Woman Sues Jesuits of Oregon for $5 Million
An Oregon woman has filed a $5 million lawsuit against the Oregon Province of the Society of Jesus, better known as the Jesuits, claiming she was molested by two priests as a young girl.
The unidentified plaintiff, now 48, accuses the Rev. James E. Poole and the late Rev. John Duffy of molesting her when she was 7 or 8 and a student at St. Mary of the Valley School in Beaverton.
Duffy died in 1992. Poole is in an assisted living center in Spokane, Wash.
The lawsuit alleges the Jesuits became aware in about 1960 of Poole “behaving in a sexually inappropriate manner” with minor girls at a boarding school in Alaska and transferred him to Portland in 1964 with no apparent restrictions on contact with minors or females and without telling parents or parishioners of his past.
It said Poole was transferred to Portland despite the religious order having “clear knowledge” that he had a “deviant sexual interest in young girls.”
Portland attorney Kelly Clark, who filed the lawsuit in Multnomah County Circuit Court, said Poole was the subject of a similar lawsuit filed by Elsie Boudreau, of Alaska, that was settled in 2005 for the disclosed sum of $1 million.
Duffy also worked at St.
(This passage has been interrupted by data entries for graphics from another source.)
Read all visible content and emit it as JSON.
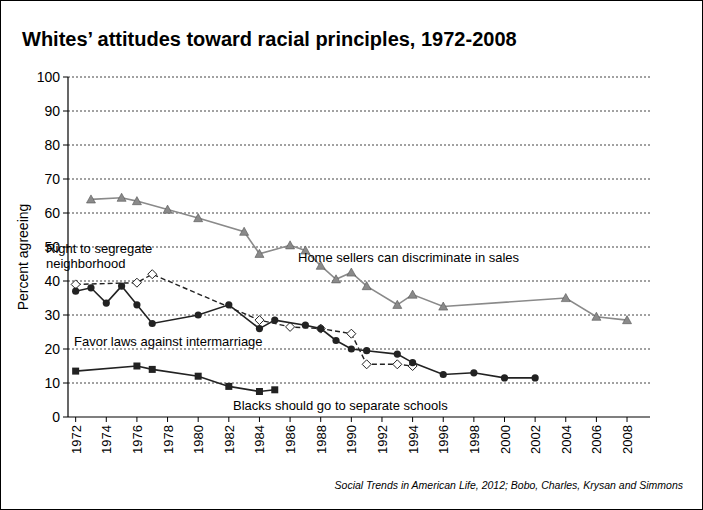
{
  "chart_data": {
    "type": "line",
    "title": "Whites’ attitudes toward racial principles, 1972-2008",
    "y_label": "Percent agreeing",
    "annotations": [
      "Social Trends in American Life, 2012; Bobo, Charles, Krysan and Simmons"
    ],
    "xlim": [
      1971.5,
      2009.5
    ],
    "xticks": [
      1972,
      1974,
      1976,
      1978,
      1980,
      1982,
      1984,
      1986,
      1988,
      1990,
      1992,
      1994,
      1996,
      1998,
      2000,
      2002,
      2004,
      2006,
      2008
    ],
    "ylim": [
      0,
      100
    ],
    "yticks": [
      0,
      10,
      20,
      30,
      40,
      50,
      60,
      70,
      80,
      90,
      100
    ],
    "grid": true,
    "series": [
      {
        "name": "Home sellers can discriminate in sales",
        "color": "#8a8a8a",
        "marker": "triangle",
        "line_style": "solid",
        "x": [
          1973,
          1975,
          1976,
          1978,
          1980,
          1983,
          1984,
          1986,
          1987,
          1988,
          1989,
          1990,
          1991,
          1993,
          1994,
          1996,
          2004,
          2006,
          2008
        ],
        "values": [
          64,
          64.5,
          63.5,
          61,
          58.5,
          54.5,
          48,
          50.5,
          49,
          44.5,
          40.5,
          42.5,
          38.5,
          33,
          36,
          32.5,
          35,
          29.5,
          28.5
        ]
      },
      {
        "name": "Right to segregate neighborhood",
        "color": "#222222",
        "marker": "open_diamond",
        "line_style": "dashed",
        "x": [
          1972,
          1976,
          1977,
          1984,
          1986,
          1988,
          1990,
          1991,
          1993,
          1994
        ],
        "values": [
          39,
          39.5,
          42,
          28.5,
          26.5,
          26,
          24.5,
          15.5,
          15.5,
          15
        ]
      },
      {
        "name": "Favor laws against intermarriage",
        "color": "#222222",
        "marker": "circle",
        "line_style": "solid",
        "x": [
          1972,
          1973,
          1974,
          1975,
          1976,
          1977,
          1980,
          1982,
          1984,
          1985,
          1987,
          1988,
          1989,
          1990,
          1991,
          1993,
          1994,
          1996,
          1998,
          2000,
          2002
        ],
        "values": [
          37,
          38,
          33.5,
          38.5,
          33,
          27.5,
          30,
          33,
          26,
          28.5,
          27,
          26,
          22.5,
          20,
          19.5,
          18.5,
          16,
          12.5,
          13,
          11.5,
          11.5
        ]
      },
      {
        "name": "Blacks should go to separate schools",
        "color": "#222222",
        "marker": "square",
        "line_style": "solid",
        "x": [
          1972,
          1976,
          1977,
          1980,
          1982,
          1984,
          1985
        ],
        "values": [
          13.5,
          15,
          14,
          12,
          9,
          7.5,
          8
        ]
      }
    ]
  }
}
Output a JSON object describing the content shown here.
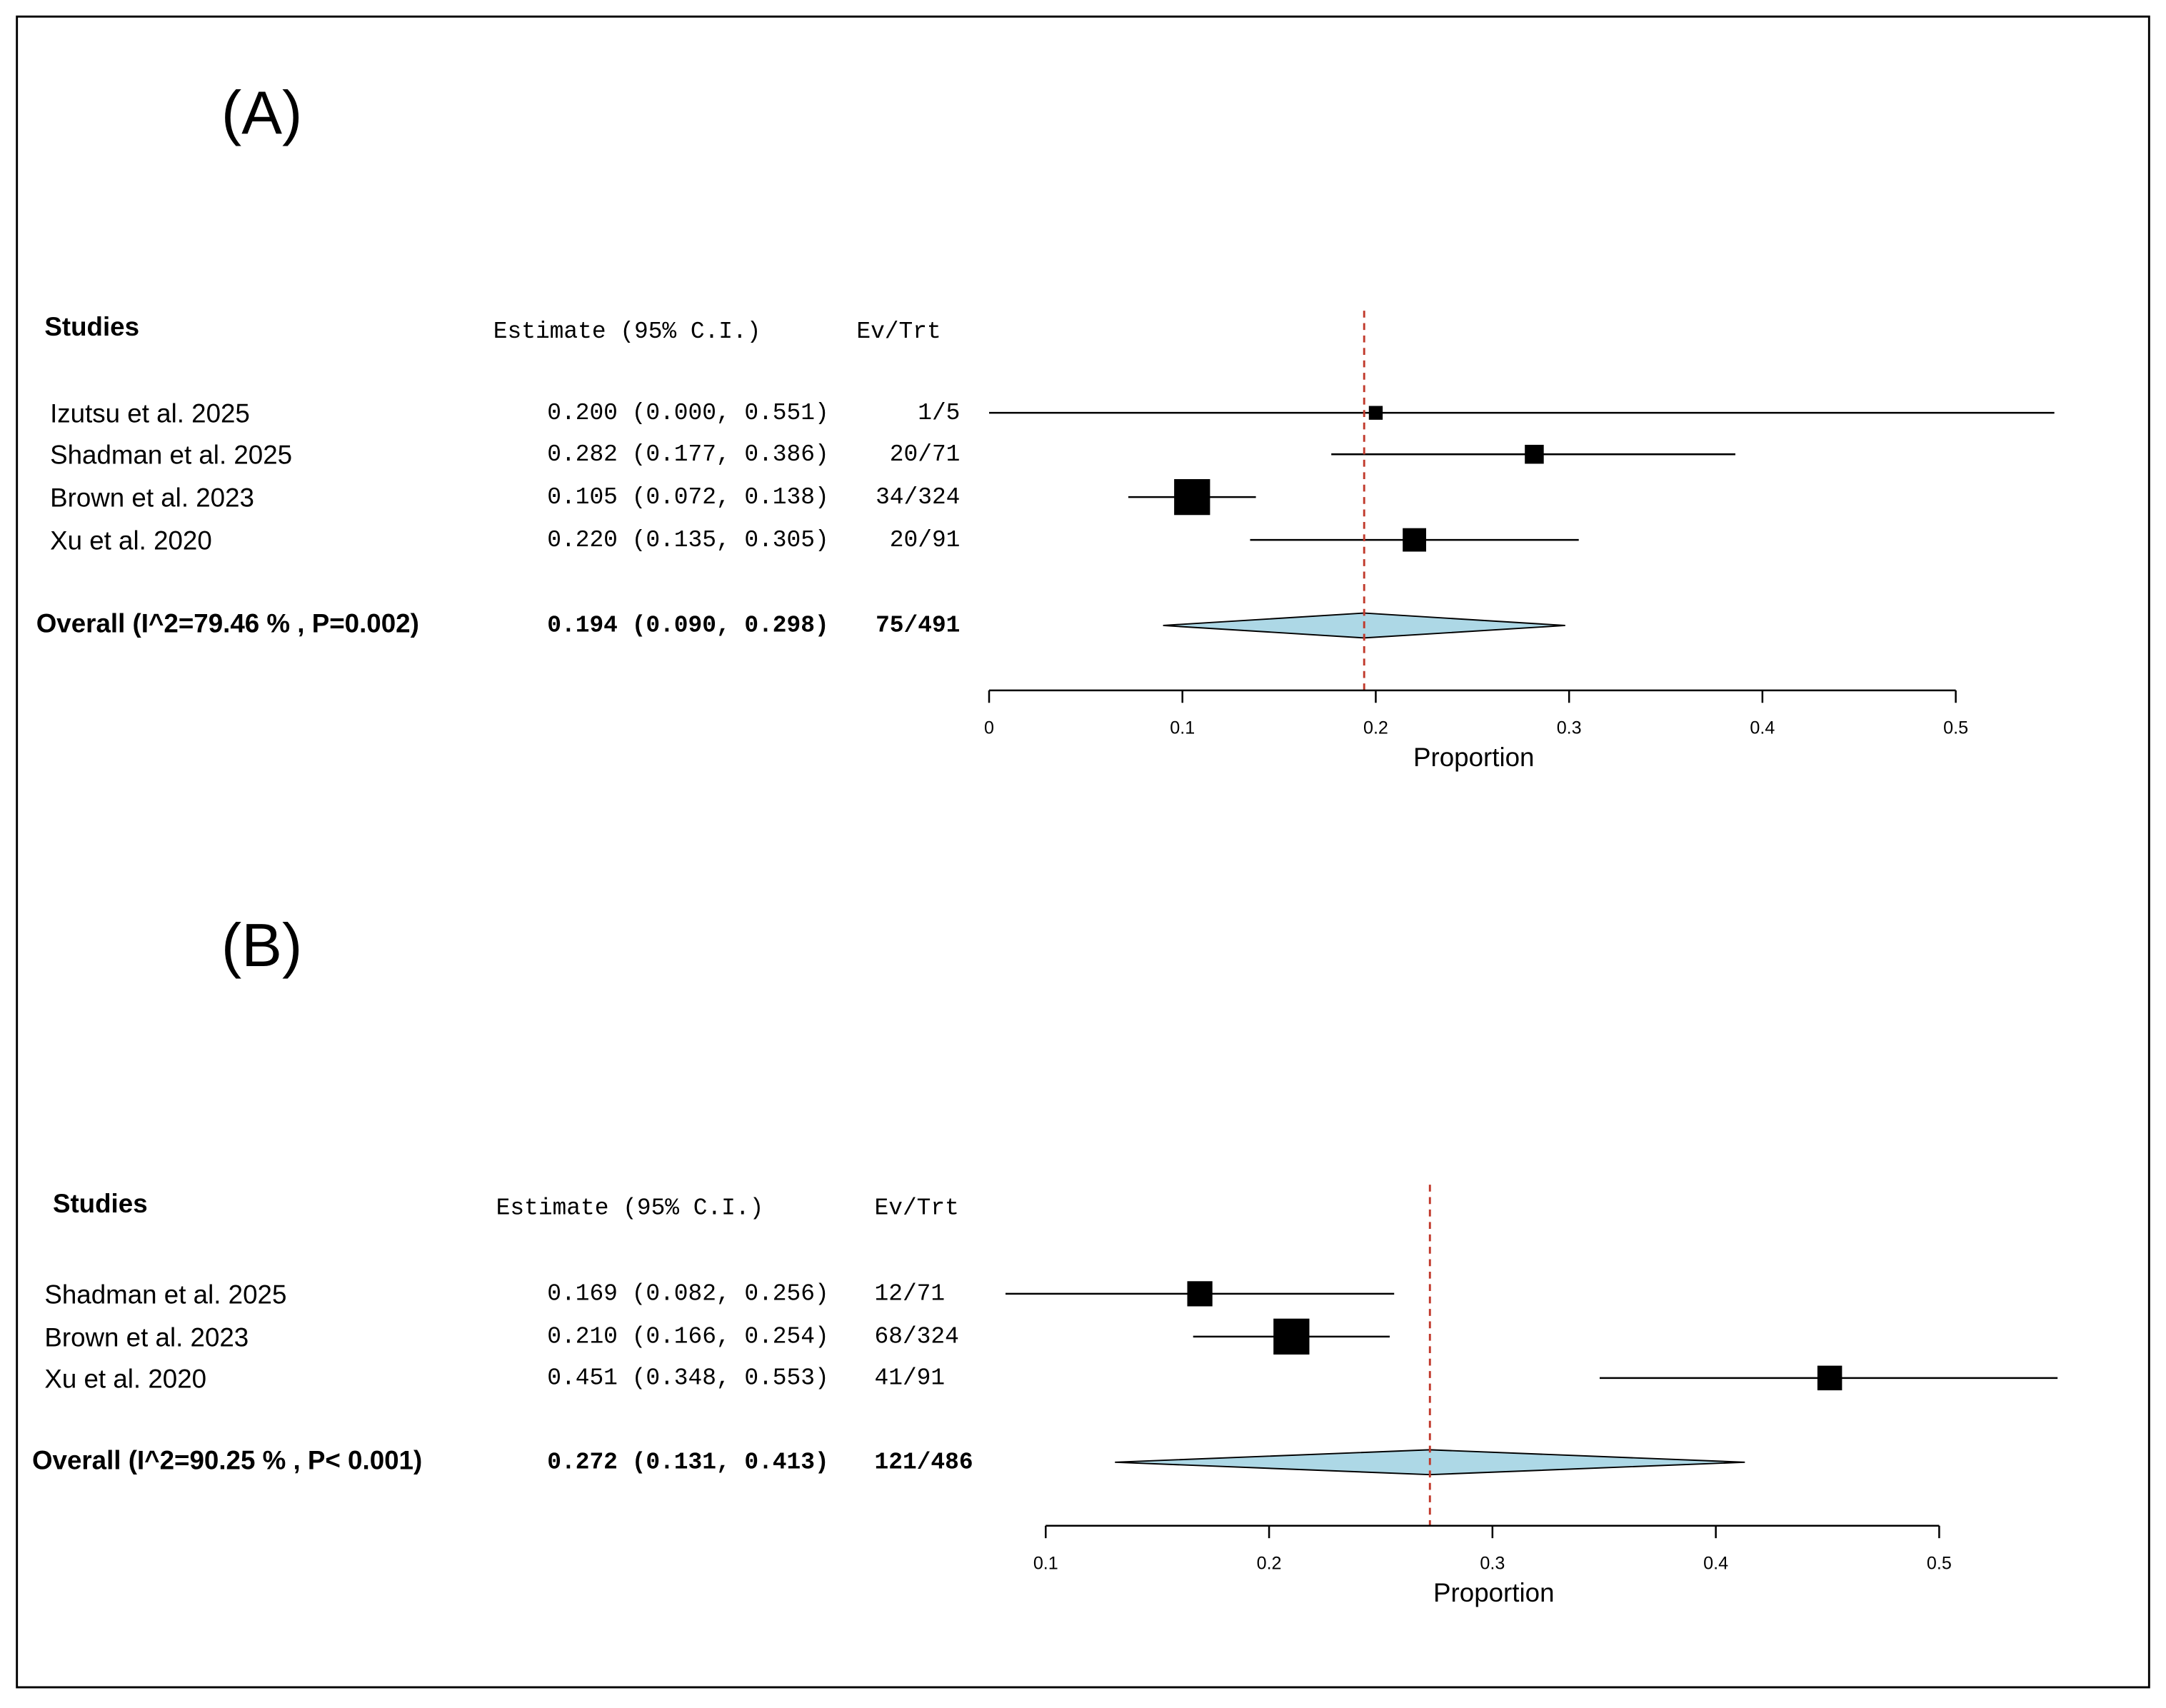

Luke’s church in Woodburn from 1968 to 1970 and at Mount Angel Abby.
In response to the new lawsuit, the Very Rev. John D. Whitney, the Provincial for the Oregon Province, said: “We take all claims of this nature very seriously and we will investigate them to the fullest extent.”
“It is important to know that those who have come forward in these matters are not our enemies or our opponents; but our sisters for whom we desire healing and compassion,” he said in a statement.
The Oregon-based province covers Oregon, Washington, Idaho, Montana and Alaska. It is separate from the Portland Archdiocese and reports to superiors in Rome outside the Vatican.
Clark said the lawsuit is not subject to the bankruptcy protection of the case involving priests filed against the Archdiocese of Portland and that his client makes no claim against the archdiocese, only the Jesuits.
In 2004 the Archdiocese of Portland became the first in the nation to file for bankruptcy protection against abuse lawsuits. It recently proposed a $75 million plan to settle more than 160 remaining claims against it.